Nereye mi? Tabii ki de İsrail’e. Belki kusurlarımla onları alt edebilirim fakat onların günahları

benim kusurlarımdan fazladır muhakkak. Nereden mi biliyorum? Geçen gün camiden çıkan imamın ettiği beddualardan, televizyonlardan, gazetelerden, bakkal Rıza amcanın 3-4 gün önce aldığı İsrail mallarını bugün öğleden sonra döküp yakmasıyla beraber, İsrail piyasasının 1 numaralı düşmanı olmasından tabii ki. Bu arada gitmeden önce Rıza amcayı, İsrail tarafından hiç kimse ile görüşmeye gitmemesini, giderse onu parçalara ayıracaklarını söylemem gerek. Yani eğer ben İsrail olsam ülke ekonomisine darbe vuran kişiyi bulur, parçalara ayırır ve kanını votka ile karıştırıp içerdim. 

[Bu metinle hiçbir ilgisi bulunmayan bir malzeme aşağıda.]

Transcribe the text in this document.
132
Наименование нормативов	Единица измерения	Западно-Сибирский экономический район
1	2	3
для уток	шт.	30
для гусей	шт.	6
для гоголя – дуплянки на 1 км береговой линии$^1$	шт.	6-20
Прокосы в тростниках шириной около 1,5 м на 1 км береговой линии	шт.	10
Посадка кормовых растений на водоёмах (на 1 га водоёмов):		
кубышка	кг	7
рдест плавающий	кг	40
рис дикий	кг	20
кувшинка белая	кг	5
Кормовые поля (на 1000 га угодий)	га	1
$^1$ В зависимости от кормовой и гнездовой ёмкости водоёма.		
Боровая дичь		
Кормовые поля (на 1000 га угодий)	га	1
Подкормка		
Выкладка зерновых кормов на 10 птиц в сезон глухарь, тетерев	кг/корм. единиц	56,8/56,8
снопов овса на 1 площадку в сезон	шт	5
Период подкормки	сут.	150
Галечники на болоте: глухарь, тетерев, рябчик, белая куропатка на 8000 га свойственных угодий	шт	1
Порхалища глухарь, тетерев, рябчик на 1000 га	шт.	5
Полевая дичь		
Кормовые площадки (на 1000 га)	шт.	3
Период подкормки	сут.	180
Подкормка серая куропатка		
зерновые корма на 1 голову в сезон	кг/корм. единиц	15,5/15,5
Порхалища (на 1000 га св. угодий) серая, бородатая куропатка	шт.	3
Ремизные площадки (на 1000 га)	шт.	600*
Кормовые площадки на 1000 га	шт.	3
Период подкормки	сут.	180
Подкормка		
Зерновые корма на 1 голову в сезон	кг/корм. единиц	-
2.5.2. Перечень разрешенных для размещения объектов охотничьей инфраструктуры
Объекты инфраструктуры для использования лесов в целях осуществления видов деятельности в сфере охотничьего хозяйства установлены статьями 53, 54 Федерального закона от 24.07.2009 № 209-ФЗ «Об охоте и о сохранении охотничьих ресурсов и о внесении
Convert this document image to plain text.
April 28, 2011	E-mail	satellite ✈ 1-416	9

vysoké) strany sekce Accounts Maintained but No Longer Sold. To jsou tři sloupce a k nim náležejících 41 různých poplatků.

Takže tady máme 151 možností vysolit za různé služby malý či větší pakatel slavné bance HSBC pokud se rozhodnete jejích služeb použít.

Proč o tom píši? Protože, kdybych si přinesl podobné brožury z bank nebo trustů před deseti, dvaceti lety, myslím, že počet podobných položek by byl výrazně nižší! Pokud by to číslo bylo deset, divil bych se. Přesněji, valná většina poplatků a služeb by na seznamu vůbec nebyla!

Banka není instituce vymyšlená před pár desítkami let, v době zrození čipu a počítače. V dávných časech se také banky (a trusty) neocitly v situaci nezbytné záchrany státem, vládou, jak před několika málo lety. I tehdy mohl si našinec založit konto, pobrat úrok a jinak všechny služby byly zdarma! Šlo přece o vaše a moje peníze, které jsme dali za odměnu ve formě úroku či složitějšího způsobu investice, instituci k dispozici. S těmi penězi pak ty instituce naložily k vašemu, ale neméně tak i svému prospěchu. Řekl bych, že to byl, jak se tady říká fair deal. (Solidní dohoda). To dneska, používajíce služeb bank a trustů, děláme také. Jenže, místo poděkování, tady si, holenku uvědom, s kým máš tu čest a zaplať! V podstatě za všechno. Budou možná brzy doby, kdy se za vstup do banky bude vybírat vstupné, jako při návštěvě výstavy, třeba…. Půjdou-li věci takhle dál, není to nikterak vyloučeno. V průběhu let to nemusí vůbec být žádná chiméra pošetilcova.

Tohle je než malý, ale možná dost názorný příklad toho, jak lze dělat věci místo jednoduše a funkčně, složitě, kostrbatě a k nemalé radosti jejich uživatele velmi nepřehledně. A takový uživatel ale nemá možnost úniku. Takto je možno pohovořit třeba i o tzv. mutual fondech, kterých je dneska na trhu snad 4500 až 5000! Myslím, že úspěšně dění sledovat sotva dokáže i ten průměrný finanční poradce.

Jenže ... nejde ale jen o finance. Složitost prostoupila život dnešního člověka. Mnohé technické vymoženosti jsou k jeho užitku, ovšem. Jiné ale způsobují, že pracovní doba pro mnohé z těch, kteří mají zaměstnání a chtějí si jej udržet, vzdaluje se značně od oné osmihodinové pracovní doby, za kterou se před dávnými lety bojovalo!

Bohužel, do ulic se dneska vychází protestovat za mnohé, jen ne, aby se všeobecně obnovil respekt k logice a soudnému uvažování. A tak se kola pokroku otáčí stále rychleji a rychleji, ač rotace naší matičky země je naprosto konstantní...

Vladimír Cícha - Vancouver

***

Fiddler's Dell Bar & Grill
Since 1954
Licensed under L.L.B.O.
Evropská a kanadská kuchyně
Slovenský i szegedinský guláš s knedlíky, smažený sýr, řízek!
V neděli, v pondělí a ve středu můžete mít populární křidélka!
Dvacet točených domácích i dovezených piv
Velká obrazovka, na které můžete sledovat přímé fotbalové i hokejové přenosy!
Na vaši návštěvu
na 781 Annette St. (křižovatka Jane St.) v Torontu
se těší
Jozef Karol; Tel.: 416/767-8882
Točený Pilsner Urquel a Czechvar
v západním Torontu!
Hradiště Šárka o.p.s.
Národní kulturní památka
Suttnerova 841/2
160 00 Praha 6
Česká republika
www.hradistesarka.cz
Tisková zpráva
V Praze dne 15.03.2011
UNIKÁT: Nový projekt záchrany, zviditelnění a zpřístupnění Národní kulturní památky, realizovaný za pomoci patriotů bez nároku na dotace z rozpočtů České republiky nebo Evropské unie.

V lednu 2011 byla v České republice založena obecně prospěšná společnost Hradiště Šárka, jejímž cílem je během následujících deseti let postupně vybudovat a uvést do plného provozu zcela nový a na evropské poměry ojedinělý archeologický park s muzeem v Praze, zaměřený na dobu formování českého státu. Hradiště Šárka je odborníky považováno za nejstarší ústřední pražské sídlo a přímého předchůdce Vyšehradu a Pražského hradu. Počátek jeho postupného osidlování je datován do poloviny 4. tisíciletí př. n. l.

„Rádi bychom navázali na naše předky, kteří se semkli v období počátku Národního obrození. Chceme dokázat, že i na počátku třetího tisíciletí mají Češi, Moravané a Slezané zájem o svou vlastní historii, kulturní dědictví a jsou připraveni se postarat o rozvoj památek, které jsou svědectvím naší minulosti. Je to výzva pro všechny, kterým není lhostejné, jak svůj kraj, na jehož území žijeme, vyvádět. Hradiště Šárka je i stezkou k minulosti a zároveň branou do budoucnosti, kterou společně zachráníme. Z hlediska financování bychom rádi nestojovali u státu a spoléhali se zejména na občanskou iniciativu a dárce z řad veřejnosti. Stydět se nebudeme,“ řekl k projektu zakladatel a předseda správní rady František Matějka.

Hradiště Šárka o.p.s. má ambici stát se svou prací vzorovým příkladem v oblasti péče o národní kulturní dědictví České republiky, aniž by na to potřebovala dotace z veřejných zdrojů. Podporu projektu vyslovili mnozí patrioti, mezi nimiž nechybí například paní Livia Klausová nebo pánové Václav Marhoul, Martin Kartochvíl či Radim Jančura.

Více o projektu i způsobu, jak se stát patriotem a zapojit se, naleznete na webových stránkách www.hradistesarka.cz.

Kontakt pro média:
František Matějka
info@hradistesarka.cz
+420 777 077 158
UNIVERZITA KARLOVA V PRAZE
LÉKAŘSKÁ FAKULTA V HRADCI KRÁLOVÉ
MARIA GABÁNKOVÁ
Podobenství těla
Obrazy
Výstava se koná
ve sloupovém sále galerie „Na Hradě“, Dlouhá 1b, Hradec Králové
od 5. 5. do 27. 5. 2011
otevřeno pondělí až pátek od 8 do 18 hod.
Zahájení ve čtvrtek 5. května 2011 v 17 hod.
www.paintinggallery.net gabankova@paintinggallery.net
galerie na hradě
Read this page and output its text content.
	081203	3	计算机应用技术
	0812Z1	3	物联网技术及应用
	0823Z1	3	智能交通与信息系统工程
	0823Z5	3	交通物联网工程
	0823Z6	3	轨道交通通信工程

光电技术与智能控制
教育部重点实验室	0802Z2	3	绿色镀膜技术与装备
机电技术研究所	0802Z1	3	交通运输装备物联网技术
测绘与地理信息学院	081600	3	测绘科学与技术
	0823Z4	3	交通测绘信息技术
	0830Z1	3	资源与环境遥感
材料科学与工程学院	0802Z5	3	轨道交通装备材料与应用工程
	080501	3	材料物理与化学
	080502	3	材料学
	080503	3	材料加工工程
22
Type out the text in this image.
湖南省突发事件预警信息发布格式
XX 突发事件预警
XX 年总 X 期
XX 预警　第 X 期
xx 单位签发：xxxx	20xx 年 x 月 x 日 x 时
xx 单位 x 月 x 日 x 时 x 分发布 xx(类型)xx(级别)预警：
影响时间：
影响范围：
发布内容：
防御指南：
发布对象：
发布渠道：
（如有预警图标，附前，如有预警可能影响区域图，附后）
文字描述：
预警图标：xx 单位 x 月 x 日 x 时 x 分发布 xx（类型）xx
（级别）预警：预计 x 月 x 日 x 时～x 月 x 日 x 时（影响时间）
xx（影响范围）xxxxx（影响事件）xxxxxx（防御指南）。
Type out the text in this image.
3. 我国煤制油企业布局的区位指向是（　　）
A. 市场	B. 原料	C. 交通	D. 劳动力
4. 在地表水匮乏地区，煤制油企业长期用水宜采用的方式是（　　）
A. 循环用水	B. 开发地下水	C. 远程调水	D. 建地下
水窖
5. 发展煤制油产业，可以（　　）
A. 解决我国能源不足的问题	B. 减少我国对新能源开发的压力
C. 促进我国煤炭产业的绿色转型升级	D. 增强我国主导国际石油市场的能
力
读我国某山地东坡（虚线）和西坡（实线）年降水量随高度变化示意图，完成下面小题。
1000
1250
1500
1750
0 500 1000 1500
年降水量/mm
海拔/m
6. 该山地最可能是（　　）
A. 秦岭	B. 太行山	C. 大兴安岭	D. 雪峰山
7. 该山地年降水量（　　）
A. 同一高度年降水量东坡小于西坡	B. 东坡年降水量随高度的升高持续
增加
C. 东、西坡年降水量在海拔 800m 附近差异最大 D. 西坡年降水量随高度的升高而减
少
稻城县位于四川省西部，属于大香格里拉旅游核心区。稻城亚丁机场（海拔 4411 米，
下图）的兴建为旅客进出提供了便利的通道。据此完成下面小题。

Gitmeme 42 dakika kaldı. Buradaki son çayımı içmek için Şakir'e geldim ve birazdan kalkıp

Nara Burnu’na geçeceğim. 84 metre derinlikte Selami Özben ve Şaban Mutlu gibi son kez görmem gereken kişiler var. Belki oradan Vahdet amcanın tekneye çıkar birlikte 2 duble atarız, son 2 duble. Onu soracak olursanız, onu görmeden gideceğim. Zaten Nevzat abinin dediğine göre davul bile dengi dengineymiş. Olmazmış yani. Dün gece sabaha kadar likör içip ona şiir yazdım. Yazdım derken Orhan Veli’nin pek bilinmeyen bir şiirini odamdaki sararmış kağıda kopyaladım. Şiirin içine biraz tuz, bir tutam zencefil, bir demet maydanoz ve rendelediğim işaret parmağımı attıktan sonra buzlukta 2 saat dinlendirip kargoya teslim ettim. Sanırım artık gidebilirim.